Era mancata ogni analisi e motivazione sulla legittimità -o meno – della eccezione di inadempimento sollevata dal conduttore, che costituiva anche la domanda riconvenzionale di risoluzione del contratto per inadempimento del locatore.

Dopo aver riconosciuto che qualora il bene locato fosse stato inutilizzabile si sarebbe sicuramente rientrati nella ipotesi di cui all’art. 1460 c.c. i giudici di appello avevano basato la loro decisione su una misura catastale allegata dalla IMMI Italia s.r.l., che poteva riferirsi solo ad una situazione di fatto meramente dichiarativa, priva di qualsiasi valenza probatoria della legittimità urbanistica ed amministrativa dell’immobile e negata dalla P.A. competente per materia.

I due motivi, da esaminare congiuntamente in quanto connessi tra di loro, non sono fondati.

La società conduttrice all’atto della sottoscrizione del contratto di locazione aveva dichiarato di accettare il bene locato nello stato di fatto e di diritto in cui esso si trovava. La stessa aveva di fatto utilizzato i locali fino al febbraio 2003: da tale data aveva sospeso il pagamento dei canoni rilevando che le dimensioni dell’immobile (più ridotte rispetto alla planimetria allegata al contratto) e le violazioni edilizie riscontrate avevano comportato la inutilizzabilità del locale quale ristorante, nonostante la conduttrice avesse eseguito i lavori in buona fede.

I giudici di appello osservavano che la società conduttrice non aveva mai contestato la diversa ampiezza dei locali, anche dopo la perizia effettuata per la presentazione della DIA. I vizi successivamente lamentati erano facilmente riconoscibili all’atto della consegna e del resto nel contratto si dava atto che vi era necessità di eseguire alcuni lavori: ciò stava a significare – sottolinea la stessa Corte territoriale – che i locali di proprietà di Immi Italia erano ben stati visionati dalla aspirante conduttrice, Colosseo Food s.r.l.

Non vi era, del resto, alcuna prova di una diffida della Polizia Municipale e di una ordinanza di sospensione dei lavori.

La Corte territoriale, nel confermare la decisione di primo grado, sottolineava che le varie irregolarità amministrative e urbanistiche denunciate in tanto avrebbero potuto incidere nel presente giudizio, in quanto comportanti la impossibilità di un utilizzo dell’immobile situazione, questa, che configurerebbe la ipotesi di cui all’art. 1460 c.c..

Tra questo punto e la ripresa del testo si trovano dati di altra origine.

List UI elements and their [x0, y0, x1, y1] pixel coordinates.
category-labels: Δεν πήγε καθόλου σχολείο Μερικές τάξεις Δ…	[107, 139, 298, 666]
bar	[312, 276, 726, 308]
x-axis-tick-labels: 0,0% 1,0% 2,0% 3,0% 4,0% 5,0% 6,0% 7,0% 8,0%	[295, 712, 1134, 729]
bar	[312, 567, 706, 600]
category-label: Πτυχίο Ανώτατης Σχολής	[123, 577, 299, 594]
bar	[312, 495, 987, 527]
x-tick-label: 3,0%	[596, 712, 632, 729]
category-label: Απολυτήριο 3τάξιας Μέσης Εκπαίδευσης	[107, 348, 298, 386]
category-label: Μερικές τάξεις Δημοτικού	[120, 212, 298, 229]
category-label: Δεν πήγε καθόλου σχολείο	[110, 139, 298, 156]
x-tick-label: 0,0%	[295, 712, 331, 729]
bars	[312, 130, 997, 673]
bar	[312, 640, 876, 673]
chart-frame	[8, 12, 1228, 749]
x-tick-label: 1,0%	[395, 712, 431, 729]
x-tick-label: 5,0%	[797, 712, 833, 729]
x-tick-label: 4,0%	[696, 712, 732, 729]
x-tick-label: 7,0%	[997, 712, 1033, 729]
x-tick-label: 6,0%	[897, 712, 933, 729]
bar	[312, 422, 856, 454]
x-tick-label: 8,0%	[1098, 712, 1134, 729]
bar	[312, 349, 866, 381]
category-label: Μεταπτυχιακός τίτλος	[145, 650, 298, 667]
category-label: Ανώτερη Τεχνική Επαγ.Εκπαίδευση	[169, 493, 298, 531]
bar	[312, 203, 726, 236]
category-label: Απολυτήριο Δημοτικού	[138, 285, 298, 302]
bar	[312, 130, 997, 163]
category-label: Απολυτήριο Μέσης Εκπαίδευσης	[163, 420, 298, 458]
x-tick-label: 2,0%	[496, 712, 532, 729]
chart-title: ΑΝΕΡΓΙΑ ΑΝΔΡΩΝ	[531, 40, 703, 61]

Invece, nel caso di specie, a distanza di oltre tre anni dall’inizio della controversia, il godimento dell’immobile era ancora in atto e non sussistevano gli estremi per una sospensione del pagamento del canone.

A fronte di tale situazione, il comportamento del conduttore integrava gli estremi del grave inadempimento, con conseguente infondatezza della domanda riconvenzionale proposta, che presupponevano un inadempimento del locatore. In tale percorso argomentativo, ogni questione relativa al mancato esame della documentazione prodotta in primo grado e non rinvenuta nel fascicolo di appello, resta assorbita dalle considerazioni svolte dai giudici di appello. Il tema della minore ampiezza dei locali e quello della irregolarità amministrativa ed urbanistica riscontrata negli stessi perde qualsiasi rilevanza.

Conclusivamente il ricorso incidentale deve essere dichiarato inammissibile e rigettato il ricorso principale. Sussistono giusti motivi, in conseguenza della reciproca soccombenza, per disporre la integrale compensazione delle spese del giudizio di cassazione.

P.Q.M.

La Corte dichiara inammissibile il ricorso incidentale e rigetta il ricorso principale. Compensa le spese del giudizio.

Così deciso in Roma, nella camera di Consiglio, il 26 ottobre 2011.